ECLI:NL:RBROT:2008:BG8228
Rechtbank Rotterdam
- Eerste aanleg - enkelvoudig
- Rechtspraak.nl
Nietige overeenkomst als gevolg van voorschriften van de Colportagewet met betrekking tot BKR-melding
In deze zaak, behandeld door de Rechtbank Rotterdam op 17 december 2008, betreft het een tussenvonnis in een civiele procedure tussen IDM Financieringen B.V. en twee gedaagden. De rechtbank heeft zich gebogen over de vraag of een overeenkomst nietig is op basis van de voorschriften van de Colportagewet. De eiseres, IDM Financieringen B.V., heeft een geldkrediet aangeboden aan de gedaagden, maar de rechtbank oordeelt dat de overeenkomst niet voldoet aan de vereisten van artikel 24 van de Colportagewet, die stelt dat een overeenkomst die het gevolg is van colportage op straffe van nietigheid moet voldoen aan bepaalde voorwaarden. De rechtbank heeft vastgesteld dat de overeenkomst nietig is omdat de noodzakelijke vermelding van de mogelijkheid tot ontbinding en het adres voor de mededeling niet is opgenomen.

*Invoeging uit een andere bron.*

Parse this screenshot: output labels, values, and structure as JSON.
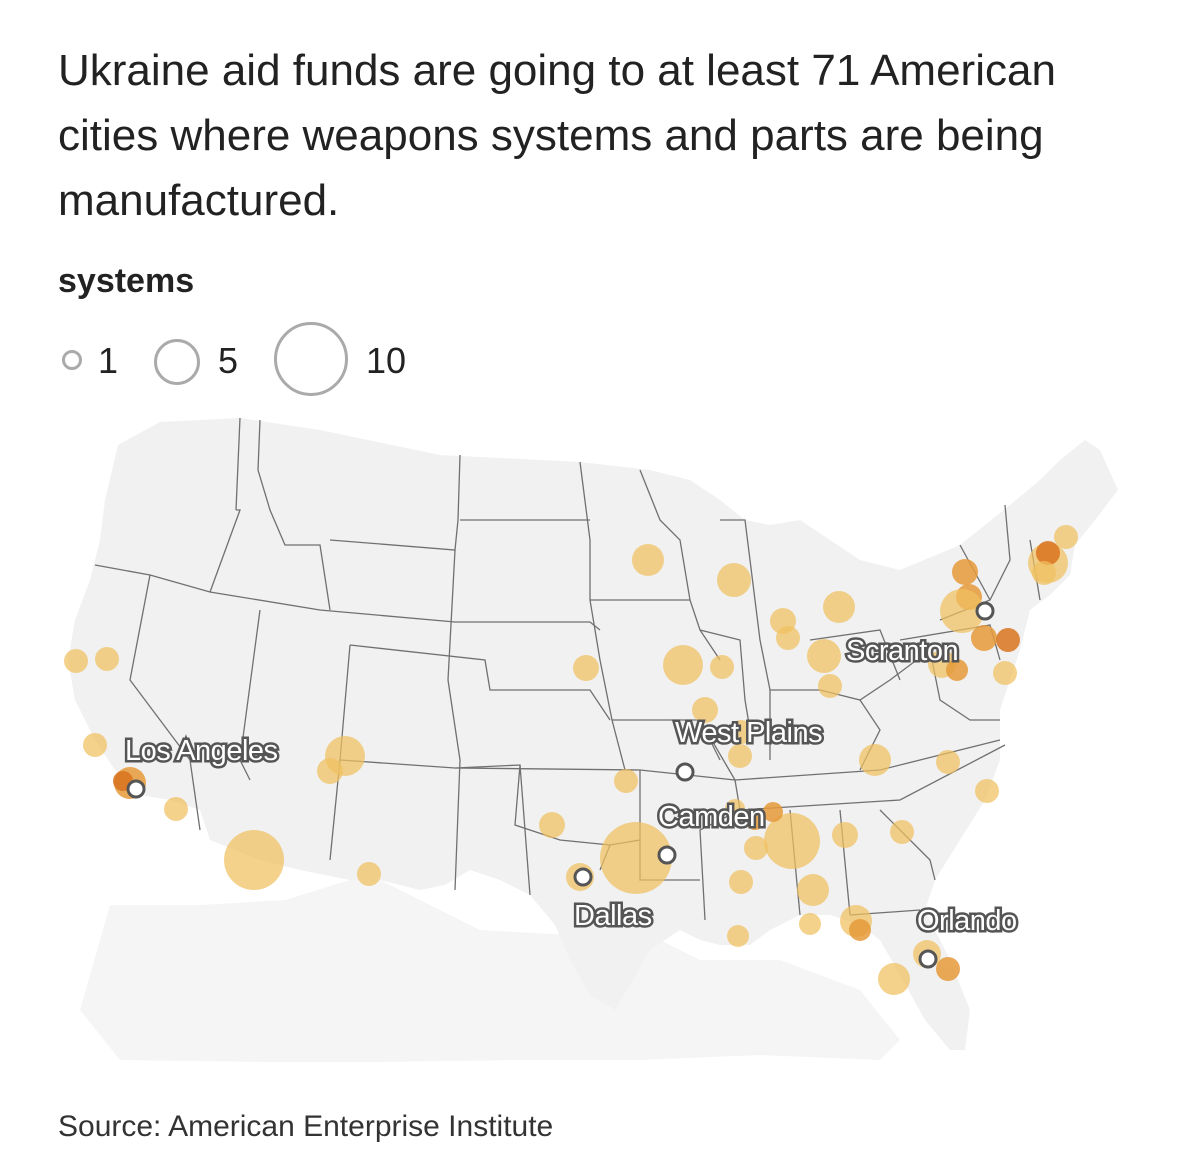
{
  "headline": "Ukraine aid funds are going to at least 71 American cities where weapons systems and parts are being manufactured.",
  "legend": {
    "title": "systems",
    "items": [
      {
        "label": "1",
        "value": 1
      },
      {
        "label": "5",
        "value": 5
      },
      {
        "label": "10",
        "value": 10
      }
    ]
  },
  "source": "Source: American Enterprise Institute",
  "colors": {
    "bubble": "#f0c060",
    "bubble_dark": "#e08a2a",
    "land": "#f2f2f2",
    "borders": "#707070",
    "label_stroke": "#555555",
    "marker": "#ffffff"
  },
  "highlighted_cities": [
    {
      "name": "Los Angeles"
    },
    {
      "name": "Scranton"
    },
    {
      "name": "West Plains"
    },
    {
      "name": "Camden"
    },
    {
      "name": "Dallas"
    },
    {
      "name": "Orlando"
    }
  ]
}
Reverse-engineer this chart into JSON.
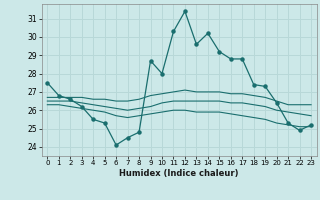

De rechtbank heeft partijen verzocht zich uit te laten over de gevolgen van de nietigheid van de overeenkomst, met name met betrekking tot de BKR-registratie. De rechtbank heeft de zaak aangehouden voor verdere conclusiewisseling, waarbij IDM in de gelegenheid wordt gesteld om een conclusie te nemen over de vordering in reconventie, waarna de gedaagden kunnen reageren. Dit tussenvonnis benadrukt de noodzaak voor kredietverstrekkers om zich te houden aan de wettelijke vereisten bij het aangaan van overeenkomsten, vooral in het kader van colportage.
De uitspraak is van belang voor de rechtsverhouding tussen partijen en de implicaties van de nietigheid van de overeenkomst voor de BKR-registratie. De rechtbank heeft alle overige beslissingen aangehouden in afwachting van de conclusiewisseling.